Cardamom is an intriguing spice, relative to ginger and distantly also the banana, it is popular in a variety of cuisines. It has delicate flavours of citrus and smoke with sweet notes of eucalyptus in there as well. The Scandis love it in baking, indeed I was surprised to find it is the mystery delight in the fikka cinnamon buns, the Dutch add it generously to spekulaas biscuits and it adds richness to Turkish coffee. It's a key ingredient in Indian cooking, used in everything from curries to sweetmeats and chai.
|Split green cardamom pod|
It has a long history too as an aid to erotica. Mentioned in Tales of Arabian Nights as a popular ingredient of love potions, allegedly boosting sexual desire in both men and women, inducing a good mood all round. Enticing Herbs and Seductive Spices suggests Arabs add cardamom to beverages and drink the mixture as an aphrodisiac, They also sprinkle powdered cardamom, ginger and cinnamon over boiled onions and green peas to promote erotic vigour. In India, powdered cardamom boiled with milk is consumed with honey at night to prevent impotence and premature ejaculation.
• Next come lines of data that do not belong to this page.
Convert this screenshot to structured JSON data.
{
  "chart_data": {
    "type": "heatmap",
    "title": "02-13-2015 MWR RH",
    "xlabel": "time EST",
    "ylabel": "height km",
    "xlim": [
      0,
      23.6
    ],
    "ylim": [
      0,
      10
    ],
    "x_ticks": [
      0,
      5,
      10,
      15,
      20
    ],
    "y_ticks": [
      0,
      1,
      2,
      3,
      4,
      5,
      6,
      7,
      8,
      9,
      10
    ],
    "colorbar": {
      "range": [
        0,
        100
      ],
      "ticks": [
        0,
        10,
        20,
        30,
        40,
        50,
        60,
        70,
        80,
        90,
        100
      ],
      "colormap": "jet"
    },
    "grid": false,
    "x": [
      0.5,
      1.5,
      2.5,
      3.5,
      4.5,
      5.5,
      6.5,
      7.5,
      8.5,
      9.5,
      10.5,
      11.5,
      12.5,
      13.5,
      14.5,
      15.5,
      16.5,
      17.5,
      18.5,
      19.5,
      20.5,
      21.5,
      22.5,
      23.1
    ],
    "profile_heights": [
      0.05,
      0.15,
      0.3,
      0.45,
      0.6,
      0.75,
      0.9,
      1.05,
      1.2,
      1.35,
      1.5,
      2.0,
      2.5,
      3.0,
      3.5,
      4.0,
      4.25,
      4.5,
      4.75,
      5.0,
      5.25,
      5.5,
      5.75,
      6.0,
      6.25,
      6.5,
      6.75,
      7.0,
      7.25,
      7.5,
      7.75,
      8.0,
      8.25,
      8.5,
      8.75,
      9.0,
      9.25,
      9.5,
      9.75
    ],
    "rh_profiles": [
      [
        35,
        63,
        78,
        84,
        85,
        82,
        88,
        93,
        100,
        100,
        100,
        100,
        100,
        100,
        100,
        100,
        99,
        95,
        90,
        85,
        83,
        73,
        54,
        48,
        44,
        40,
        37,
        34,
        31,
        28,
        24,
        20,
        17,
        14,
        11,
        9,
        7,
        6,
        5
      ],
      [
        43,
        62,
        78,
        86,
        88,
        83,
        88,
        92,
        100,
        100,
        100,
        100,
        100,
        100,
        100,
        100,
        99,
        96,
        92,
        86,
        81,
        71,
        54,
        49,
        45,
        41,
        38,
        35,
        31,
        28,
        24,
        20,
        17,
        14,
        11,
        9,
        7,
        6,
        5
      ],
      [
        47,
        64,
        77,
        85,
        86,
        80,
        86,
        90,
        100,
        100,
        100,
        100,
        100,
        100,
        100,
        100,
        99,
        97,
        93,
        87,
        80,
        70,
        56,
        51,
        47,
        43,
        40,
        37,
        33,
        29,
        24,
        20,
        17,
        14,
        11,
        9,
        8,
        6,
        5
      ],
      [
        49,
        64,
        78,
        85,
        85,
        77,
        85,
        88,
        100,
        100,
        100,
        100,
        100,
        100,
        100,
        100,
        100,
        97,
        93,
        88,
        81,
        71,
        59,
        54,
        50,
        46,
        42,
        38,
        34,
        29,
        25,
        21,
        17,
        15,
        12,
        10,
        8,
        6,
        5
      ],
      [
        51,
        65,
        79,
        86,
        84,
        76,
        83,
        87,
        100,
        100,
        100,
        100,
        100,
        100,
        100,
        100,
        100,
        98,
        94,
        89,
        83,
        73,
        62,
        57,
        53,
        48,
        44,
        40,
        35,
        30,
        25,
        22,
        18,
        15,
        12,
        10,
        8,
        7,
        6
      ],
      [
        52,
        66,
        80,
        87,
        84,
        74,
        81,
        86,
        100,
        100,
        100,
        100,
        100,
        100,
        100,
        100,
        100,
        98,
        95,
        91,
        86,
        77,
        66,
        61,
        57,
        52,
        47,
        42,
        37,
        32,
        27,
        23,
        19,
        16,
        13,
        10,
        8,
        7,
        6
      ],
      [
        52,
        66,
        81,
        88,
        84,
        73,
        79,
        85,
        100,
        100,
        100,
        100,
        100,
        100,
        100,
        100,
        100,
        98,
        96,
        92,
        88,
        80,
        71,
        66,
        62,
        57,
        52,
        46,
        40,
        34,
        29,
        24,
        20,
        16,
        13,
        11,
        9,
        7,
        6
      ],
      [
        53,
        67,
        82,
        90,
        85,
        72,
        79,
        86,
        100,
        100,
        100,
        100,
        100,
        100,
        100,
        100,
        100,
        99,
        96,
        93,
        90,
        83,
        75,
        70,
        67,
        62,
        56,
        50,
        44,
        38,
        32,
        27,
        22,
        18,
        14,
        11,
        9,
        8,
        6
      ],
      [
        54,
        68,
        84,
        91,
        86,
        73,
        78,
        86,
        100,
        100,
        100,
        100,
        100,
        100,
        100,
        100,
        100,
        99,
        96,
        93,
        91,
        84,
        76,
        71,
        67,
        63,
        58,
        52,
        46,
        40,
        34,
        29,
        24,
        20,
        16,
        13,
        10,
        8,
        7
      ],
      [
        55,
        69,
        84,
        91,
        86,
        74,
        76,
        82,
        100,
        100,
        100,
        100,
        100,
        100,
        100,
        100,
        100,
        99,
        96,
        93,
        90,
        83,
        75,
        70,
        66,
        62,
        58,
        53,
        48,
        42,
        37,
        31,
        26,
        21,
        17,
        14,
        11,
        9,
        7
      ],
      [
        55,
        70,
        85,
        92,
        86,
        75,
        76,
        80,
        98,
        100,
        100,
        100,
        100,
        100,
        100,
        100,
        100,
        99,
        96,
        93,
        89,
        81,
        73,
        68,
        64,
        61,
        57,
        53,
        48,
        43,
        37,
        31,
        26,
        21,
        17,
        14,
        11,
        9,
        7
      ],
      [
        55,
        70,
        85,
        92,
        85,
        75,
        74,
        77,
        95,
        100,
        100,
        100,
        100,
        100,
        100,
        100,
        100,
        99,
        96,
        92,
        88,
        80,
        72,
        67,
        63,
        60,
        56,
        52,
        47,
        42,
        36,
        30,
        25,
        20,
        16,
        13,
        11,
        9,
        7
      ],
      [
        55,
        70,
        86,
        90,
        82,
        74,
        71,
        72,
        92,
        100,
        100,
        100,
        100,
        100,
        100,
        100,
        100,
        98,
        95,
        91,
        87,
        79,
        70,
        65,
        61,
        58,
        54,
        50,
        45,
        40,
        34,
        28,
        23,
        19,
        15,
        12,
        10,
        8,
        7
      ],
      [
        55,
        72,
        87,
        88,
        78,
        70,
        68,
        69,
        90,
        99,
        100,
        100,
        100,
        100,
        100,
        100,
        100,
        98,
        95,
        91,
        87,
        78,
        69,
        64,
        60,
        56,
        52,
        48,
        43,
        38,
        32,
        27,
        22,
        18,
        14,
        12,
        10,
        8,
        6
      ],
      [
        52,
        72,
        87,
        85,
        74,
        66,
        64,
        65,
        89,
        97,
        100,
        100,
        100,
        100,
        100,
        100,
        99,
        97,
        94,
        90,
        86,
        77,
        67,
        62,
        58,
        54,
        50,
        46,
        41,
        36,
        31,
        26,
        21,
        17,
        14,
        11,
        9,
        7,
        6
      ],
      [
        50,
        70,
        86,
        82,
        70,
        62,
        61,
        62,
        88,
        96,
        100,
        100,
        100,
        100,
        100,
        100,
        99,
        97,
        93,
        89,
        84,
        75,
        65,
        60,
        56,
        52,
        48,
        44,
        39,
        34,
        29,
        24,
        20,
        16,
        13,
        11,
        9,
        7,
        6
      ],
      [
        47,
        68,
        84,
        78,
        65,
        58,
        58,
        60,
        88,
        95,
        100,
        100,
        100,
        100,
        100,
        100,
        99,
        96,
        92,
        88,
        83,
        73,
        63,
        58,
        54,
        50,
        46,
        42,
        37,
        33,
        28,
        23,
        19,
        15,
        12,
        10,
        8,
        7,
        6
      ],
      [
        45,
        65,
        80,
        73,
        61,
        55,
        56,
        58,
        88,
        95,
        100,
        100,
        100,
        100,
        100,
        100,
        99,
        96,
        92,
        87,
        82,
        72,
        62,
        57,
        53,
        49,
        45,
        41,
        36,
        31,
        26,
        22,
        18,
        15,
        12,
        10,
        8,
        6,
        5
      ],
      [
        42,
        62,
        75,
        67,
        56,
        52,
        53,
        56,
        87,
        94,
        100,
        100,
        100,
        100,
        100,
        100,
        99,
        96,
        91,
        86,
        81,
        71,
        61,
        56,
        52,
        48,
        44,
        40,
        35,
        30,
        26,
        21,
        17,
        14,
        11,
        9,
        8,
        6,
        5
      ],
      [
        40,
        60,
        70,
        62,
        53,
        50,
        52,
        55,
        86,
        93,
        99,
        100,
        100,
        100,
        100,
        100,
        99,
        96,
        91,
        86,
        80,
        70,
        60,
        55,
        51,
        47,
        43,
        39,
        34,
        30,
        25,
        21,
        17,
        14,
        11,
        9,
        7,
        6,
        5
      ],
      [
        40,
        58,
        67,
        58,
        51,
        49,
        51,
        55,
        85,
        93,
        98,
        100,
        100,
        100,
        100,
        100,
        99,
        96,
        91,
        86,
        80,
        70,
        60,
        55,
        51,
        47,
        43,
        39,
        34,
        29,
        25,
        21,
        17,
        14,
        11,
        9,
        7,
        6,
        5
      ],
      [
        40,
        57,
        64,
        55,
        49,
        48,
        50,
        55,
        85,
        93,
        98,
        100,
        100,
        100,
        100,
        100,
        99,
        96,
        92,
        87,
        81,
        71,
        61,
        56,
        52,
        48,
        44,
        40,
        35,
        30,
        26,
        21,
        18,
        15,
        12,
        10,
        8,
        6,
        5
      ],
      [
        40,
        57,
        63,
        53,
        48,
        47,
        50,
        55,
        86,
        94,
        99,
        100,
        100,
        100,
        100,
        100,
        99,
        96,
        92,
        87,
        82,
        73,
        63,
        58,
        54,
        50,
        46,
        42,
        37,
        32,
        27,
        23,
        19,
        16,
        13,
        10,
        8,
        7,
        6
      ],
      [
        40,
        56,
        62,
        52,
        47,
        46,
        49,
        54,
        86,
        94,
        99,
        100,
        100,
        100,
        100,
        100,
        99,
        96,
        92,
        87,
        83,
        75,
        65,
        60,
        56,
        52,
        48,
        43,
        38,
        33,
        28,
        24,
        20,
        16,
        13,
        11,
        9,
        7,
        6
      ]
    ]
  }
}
Also known as a cure for bad breath, kissing too is made more pleasurable...
So use it with abandon to spice this luscious pie and serve with a generous dollop of creme fraiche to the one(s) you love. You need to make this a few hours ahead as it needs time to set - something I see as a definite positive as there's no last minute panic. A couple of lessons learned I should share - when you've poured the chocolate into the cooked pie case put it into the fridge without covering it. I decided to cover it with cling film which promptly dropped into the dark liquid and messed the perfectly smooth finish. Also use a fine mesh strainer for the cocoa but get the lumps out before you hold it over the pie if you want a reasonable approximation of a light and even dusting.
Chocolate Cardamom Pie
25cm sweet pastry tart case, cooked - I used Paul Hollywood's recipe, highly recommend
10 green cardamom pods or 1 teaspoon ground cardamom
350ml double cream
200g dark chocolate, 80% cocoa solids or thereabouts, broken into smallish chunks
30g unsalted butter
Cocoa powder for dusting the finished tart
If using whole cardamom pods, split them open and drop the little black seeds into a pestle and mortar. Grind them to a fine powder.
Pour the cream into a heavy based pan, add the ground cardamom and bring to just below boiling point over a gentle heat. Take the cream off the heat and add the broken chocolate and the butter. Stir until everything is melted together and leave it to cool for about five minutes. Pour the chocolate cream into the pie case, put into the fridge and leave to set for a couple of hours.
Before serving lightly dust the top with some cocoa powder then serve with creme fraiche and perhaps a strong coffee.
This recipe is an adaptation of one from The flavour Thesaurus, a book I am currently reading with great pleasure.